Carnegie Hall's Digital Requiem

The New York concert hall commissions an artist to create a Web version of a popular multimedia music production. Sound is optional. By Reena Jana.

A religious speech by Pope John XXIII, a line from an Ezra Pound poem, a riff from a Beatles song, a snippet of Mao Tse-Tung's communist philosophy, a strain from Beethoven's Ninth Symphony.

Such a cultural crazy quilt could easily reflect the montage of ideas, audio clips, and images users find on the Web.

Instead, they represent some of the random references in the 1969 musical composition, "Requiem for a Young Poet," by the late Bernd Alois Zimmerman.

"Requiem" makes its US debut in New York on Tuesday with an Internet twist: Carnegie Hall commissioned artist and Web designer Vivian Selbo to create an "Internet interpretation" of Zimmerman's opus. Selbo was the interface director for äda'web, the innovative Net art forum that the Walker Museum acquired last fall.

"I wasn't familiar with Zimmerman's music, but I was intrigued by the opportunity to subvert the cycle of e-commerce and entice site visitors to engage in content," says Selbo, who also designed the promotional parts of Carnegie Hall's homepage.

"I felt I could return to the idea that people want to be entertained and play when they're online, rather than buy the cheapest book," Selbo said.

When starting to work on her Net-art complement to the "Requiem" performance, Selbo challenged herself to do more than simply illustrate Zimmerman's work. She asked herself, "How can I animate these words and music and be contrapuntal to the composition?"

A somber, before-its-time multimedia collage of historical orations and appropriated and original music, the Web "Requiem" involves an entire symphony orchestra, a jazz band, two loudspeakers playing four different tracks of spoken words, and three separate choral groups.

Selbo's small budget limited the scope of technology she could use. It also prevented her from buying rights or paying fees to use images. So she created ASCII art to animate some of the diverse figures represented in "Requiem," including Mao and philosopher Ludwig Wittgenstein. The use of text honors the lingual layers of the complex performance. Zimmerman himself referred to "Requiem" as a "lingual" rather than a "symphonic" work. Rendering the images as text also eliminates copyright issues.

Rather than include an automatic soundtrack of audio samples from "Requiem" to accompany the ASCII animations, Selbo decided to make the music optional.

"Sound is so fickle on the Web. You never know what kind of sound card a user has, or where their speakers are," she explained. "Plus, Zimmerman's music can be daunting. I didn't want the overwhelming sounds to take the site visitor by surprise. I wanted the user to be in control."
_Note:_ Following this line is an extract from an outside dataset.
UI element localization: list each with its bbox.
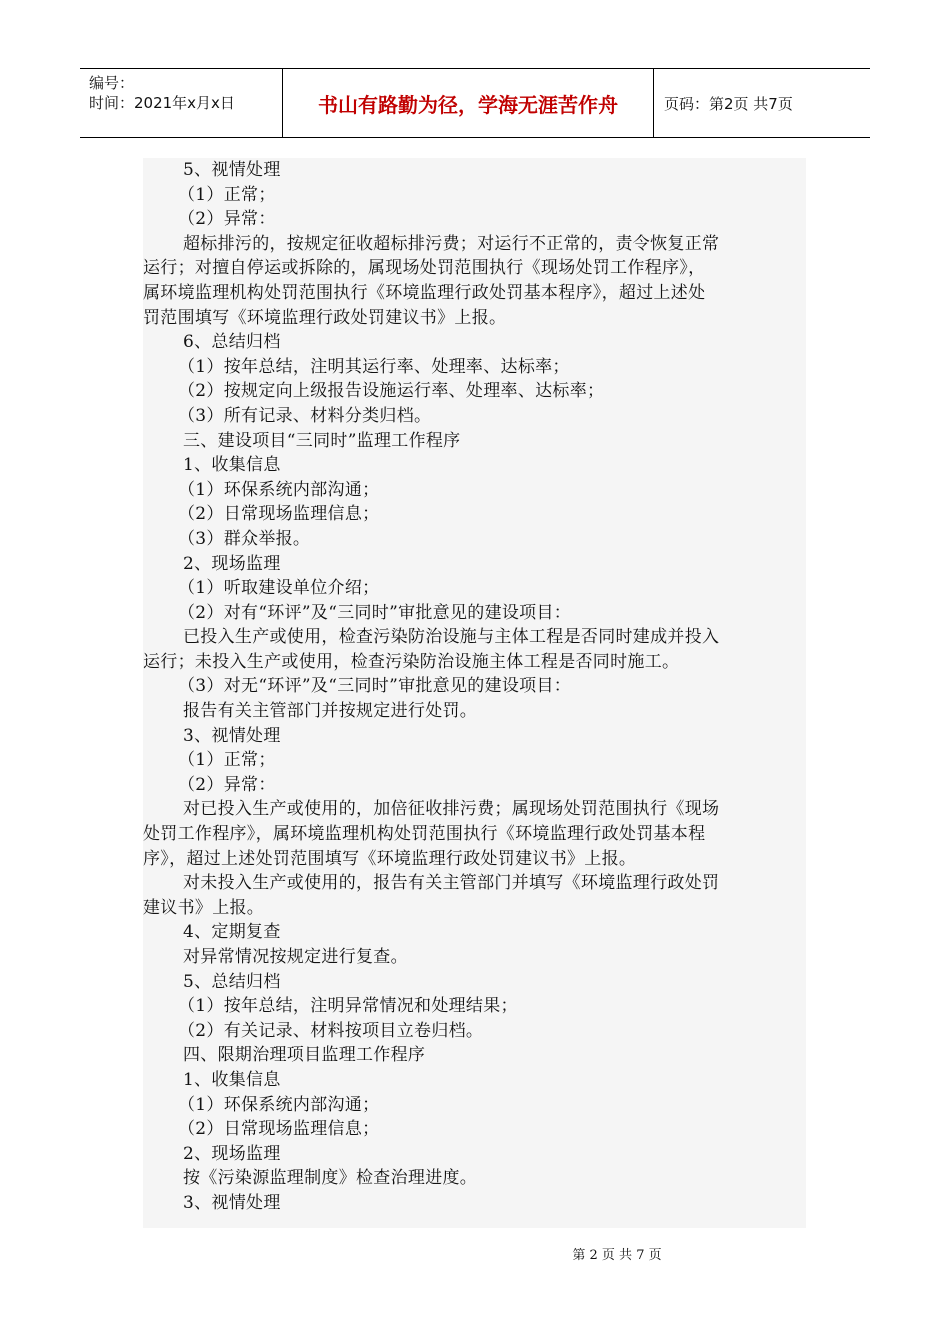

Selbo's interpretation is a visually striking collision of words and imagery that reflects Zimmerman's own artistic goals for "Requiem," but do more than mimic the live performance.

Bill Jones, editor of Artbyte, a Manhattan-based journal about digital art, believes that Carnegie Hall's decision to add a creative component to its commercial homepage reflects an emerging symbiosis between Net art and e-commerce.
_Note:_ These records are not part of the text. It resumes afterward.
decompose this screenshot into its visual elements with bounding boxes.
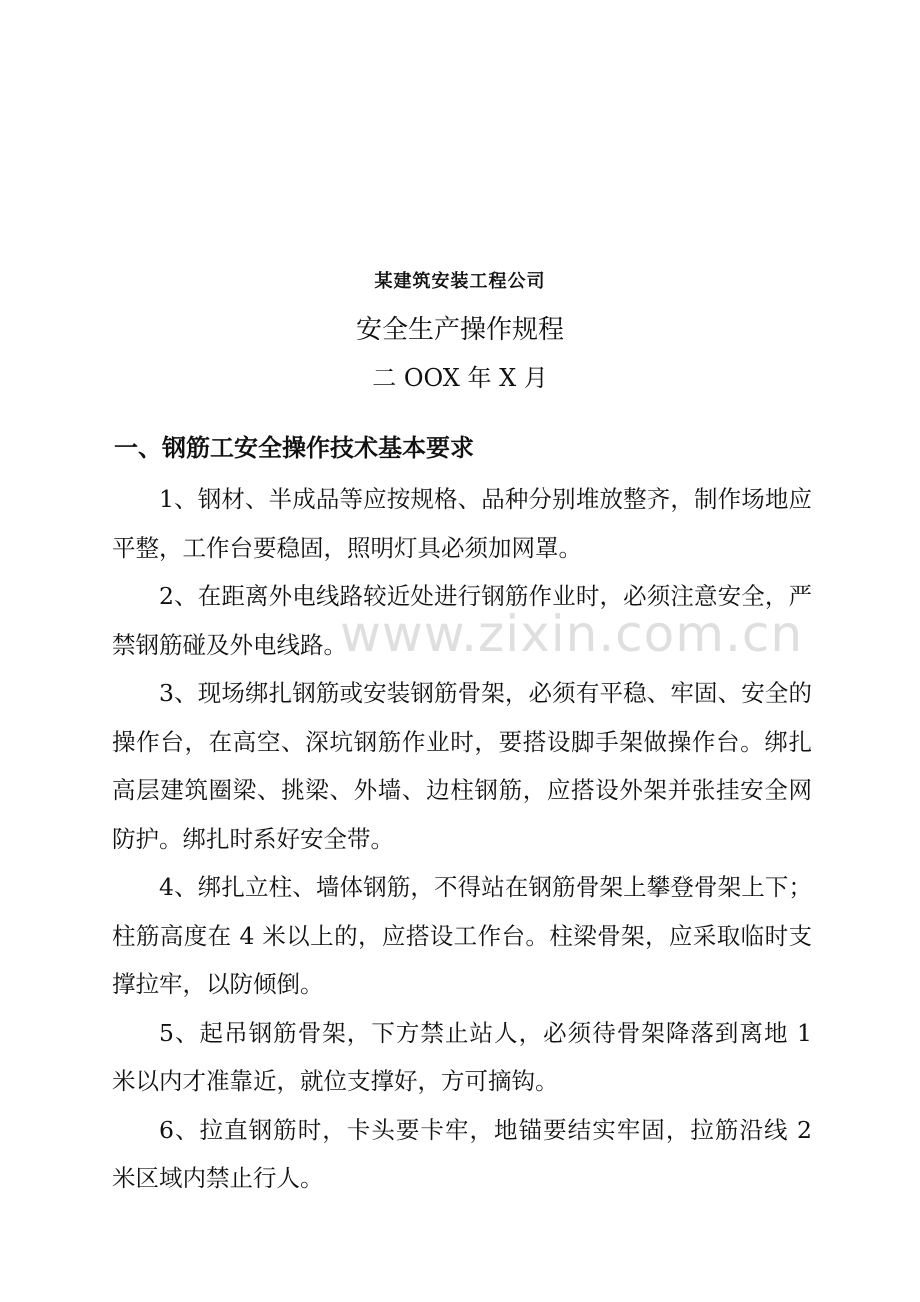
section-heading: 一、钢筋工安全操作技术基本要求	[114, 434, 474, 462]
document-body	[112, 475, 812, 1203]
paragraph-3: 3、现场绑扎钢筋或安装钢筋骨架，必须有平稳、牢固、安全的操作台，在高空、深坑钢筋作业时，要搭设脚手架做操作台。绑扎高层建筑圈梁、挑梁、外墙、边柱钢筋，应搭设外架并张挂安全网防护。绑扎时系好安全带。	[112, 679, 812, 853]
paragraph-2: 2、在距离外电线路较近处进行钢筋作业时，必须注意安全，严禁钢筋碰及外电线路。	[112, 582, 812, 659]
watermark: www.zixin.com.cn	[340, 605, 804, 663]
company-name: 某建筑安装工程公司	[374, 271, 546, 292]
paragraph-6: 6、拉直钢筋时，卡头要卡牢，地锚要结实牢固，拉筋沿线 2 米区域内禁止行人。	[112, 1115, 812, 1192]
paragraph-4: 4、绑扎立柱、墙体钢筋，不得站在钢筋骨架上攀登骨架上下；柱筋高度在 4 米以上的，应搭设工作台。柱梁骨架，应采取临时支撑拉牢，以防倾倒。	[112, 873, 812, 998]
document-date: 二 OOX 年 X 月	[372, 364, 548, 392]
paragraph-5: 5、起吊钢筋骨架，下方禁止站人，必须待骨架降落到离地 1 米以内才准靠近，就位支撑好，方可摘钩。	[112, 1018, 812, 1095]
paragraph-1: 1、钢材、半成品等应按规格、品种分别堆放整齐，制作场地应平整，工作台要稳固，照明灯具必须加网罩。	[112, 485, 812, 562]
document-title: 安全生产操作规程	[355, 315, 564, 345]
"Artists finding their way into the commercial sector is a new phenomenon," said Jones. "And institutions recruit them because they're looking for creative thinkers to find new ways to use digital equipment. Is such Net art 'fine art' or 'commercial art'? Those definitions don't belong to our digital age."

"Carnegie Hall's decision to commission the 'Requiem' Net art piece is a wonderful idea," observes Charles Traub, chairman of the graduate program of photography and related media at New York's School of Visual Arts.

"Yes, it is a piece of publicity, but it also represents everything I believe in in terms of the power of digital art: the synthesis of different creative energies that results in a very complex work that is much bigger than the sum of its parts."